Adapun riwayat Aisyah, Abadi mengatakan terjadi perbedaan dalam mauquf (hanya sampai shahabat) dan marfu'nya (sampai pada Nabi saw)(lihat Aunul Ma'bud juz 7 hal 88 dan 89
Cara Niat Puasa
Bagaimana cara niat untuk puasa Ramadhan? Para ulama berbeda pendapat tentang persoalan ini. Jumhur ulama berpendapat bahwa niat puasa Ramadhan harus tiap malam, kalau tidak maka batal puasanya seperti pendapat Ibnu Hazm. Madzhab Hanabilah berpendapat, niat yang dianggap untuk setiap hari Ramadhan (Al-Mughni juz 3 hal 111).

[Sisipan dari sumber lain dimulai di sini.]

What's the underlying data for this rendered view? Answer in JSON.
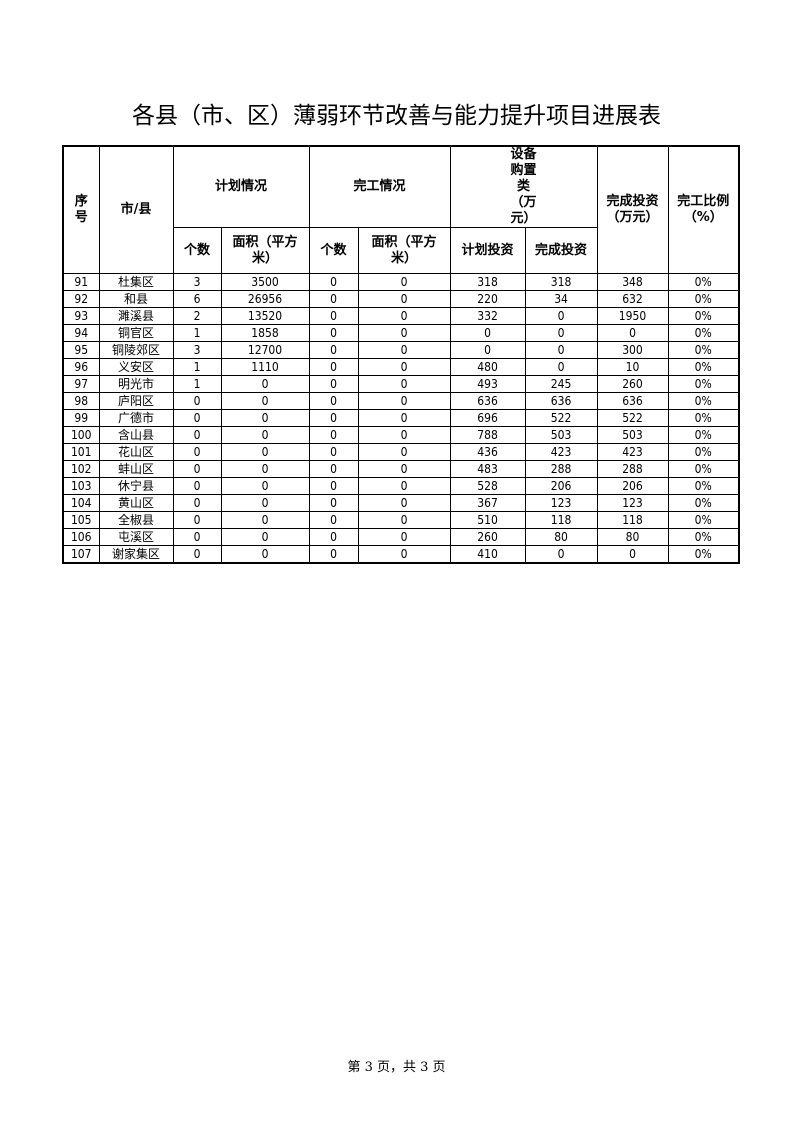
{
  "title": "各县（市、区）薄弱环节改善与能力提升项目进展表",
  "headers": {
    "seq": "序号",
    "city": "市/县",
    "plan": "计划情况",
    "done": "完工情况",
    "equip": "设备购置类（万元）",
    "invest": "完成投资（万元）",
    "ratio": "完工比例（%）",
    "plan_count": "个数",
    "plan_area": "面积（平方米）",
    "done_count": "个数",
    "done_area": "面积（平方米）",
    "equip_plan": "计划投资",
    "equip_done": "完成投资"
  },
  "rows": [
    [
      "91",
      "杜集区",
      "3",
      "3500",
      "0",
      "0",
      "318",
      "318",
      "348",
      "0%"
    ],
    [
      "92",
      "和县",
      "6",
      "26956",
      "0",
      "0",
      "220",
      "34",
      "632",
      "0%"
    ],
    [
      "93",
      "濉溪县",
      "2",
      "13520",
      "0",
      "0",
      "332",
      "0",
      "1950",
      "0%"
    ],
    [
      "94",
      "铜官区",
      "1",
      "1858",
      "0",
      "0",
      "0",
      "0",
      "0",
      "0%"
    ],
    [
      "95",
      "铜陵郊区",
      "3",
      "12700",
      "0",
      "0",
      "0",
      "0",
      "300",
      "0%"
    ],
    [
      "96",
      "义安区",
      "1",
      "1110",
      "0",
      "0",
      "480",
      "0",
      "10",
      "0%"
    ],
    [
      "97",
      "明光市",
      "1",
      "0",
      "0",
      "0",
      "493",
      "245",
      "260",
      "0%"
    ],
    [
      "98",
      "庐阳区",
      "0",
      "0",
      "0",
      "0",
      "636",
      "636",
      "636",
      "0%"
    ],
    [
      "99",
      "广德市",
      "0",
      "0",
      "0",
      "0",
      "696",
      "522",
      "522",
      "0%"
    ],
    [
      "100",
      "含山县",
      "0",
      "0",
      "0",
      "0",
      "788",
      "503",
      "503",
      "0%"
    ],
    [
      "101",
      "花山区",
      "0",
      "0",
      "0",
      "0",
      "436",
      "423",
      "423",
      "0%"
    ],
    [
      "102",
      "蚌山区",
      "0",
      "0",
      "0",
      "0",
      "483",
      "288",
      "288",
      "0%"
    ],
    [
      "103",
      "休宁县",
      "0",
      "0",
      "0",
      "0",
      "528",
      "206",
      "206",
      "0%"
    ],
    [
      "104",
      "黄山区",
      "0",
      "0",
      "0",
      "0",
      "367",
      "123",
      "123",
      "0%"
    ],
    [
      "105",
      "全椒县",
      "0",
      "0",
      "0",
      "0",
      "510",
      "118",
      "118",
      "0%"
    ],
    [
      "106",
      "屯溪区",
      "0",
      "0",
      "0",
      "0",
      "260",
      "80",
      "80",
      "0%"
    ],
    [
      "107",
      "谢家集区",
      "0",
      "0",
      "0",
      "0",
      "410",
      "0",
      "0",
      "0%"
    ]
  ],
  "footer": "第 3 页，共 3 页"
}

Madzhab Malikiyyah yang diikuti oleh Zuffar dari kalangan Hanafiyyah berpendapat kebolehan niat di awal Ramadhan untuk satu bulan. Titik pangkal perbedaannya pada persoalan memaknai puasa sebulan yang dikerjakan setiap hari dengan ada berbukanya di malam hari apakah merupakan puasa yang bersambung yang cukup dengan niat sekali atau puasa yang sendiri-sendiri sehingga diharuskan niat di setiap malamnya. Berikut pendapat masing-masing madhab:
Madzhab Hanafiyyah berpendapat, niat puasa Ramadhan dilakukan tiap malam. Al-Baldahi mengatakan: bahwa niat merupakan syarat untuk tiap hari, karena puasa tiap hari merupakan ibadah yang beridiri sendiri. Bukankah sekiranya puasa sehari tidak sah tidak menghalangi sahnya (hari-hari) yang lain. (Al-Ikhtiyar juz 1 hal 126)
Al-Kasani memperkuat pendapatnya dengan mengatakan: "Maka -- hadits tentang niat puasa sejak malam hari -- menunjukkan bahwa at-tatabu' (kesinambungan) bukan kewajiban yang dikarenakan puasa, tetapi dikarenakan waktu. Oleh karenanya -- tatabu' -- menjadi gugur dengan berlalunya waktu. (Badai' juz 2 hal 77)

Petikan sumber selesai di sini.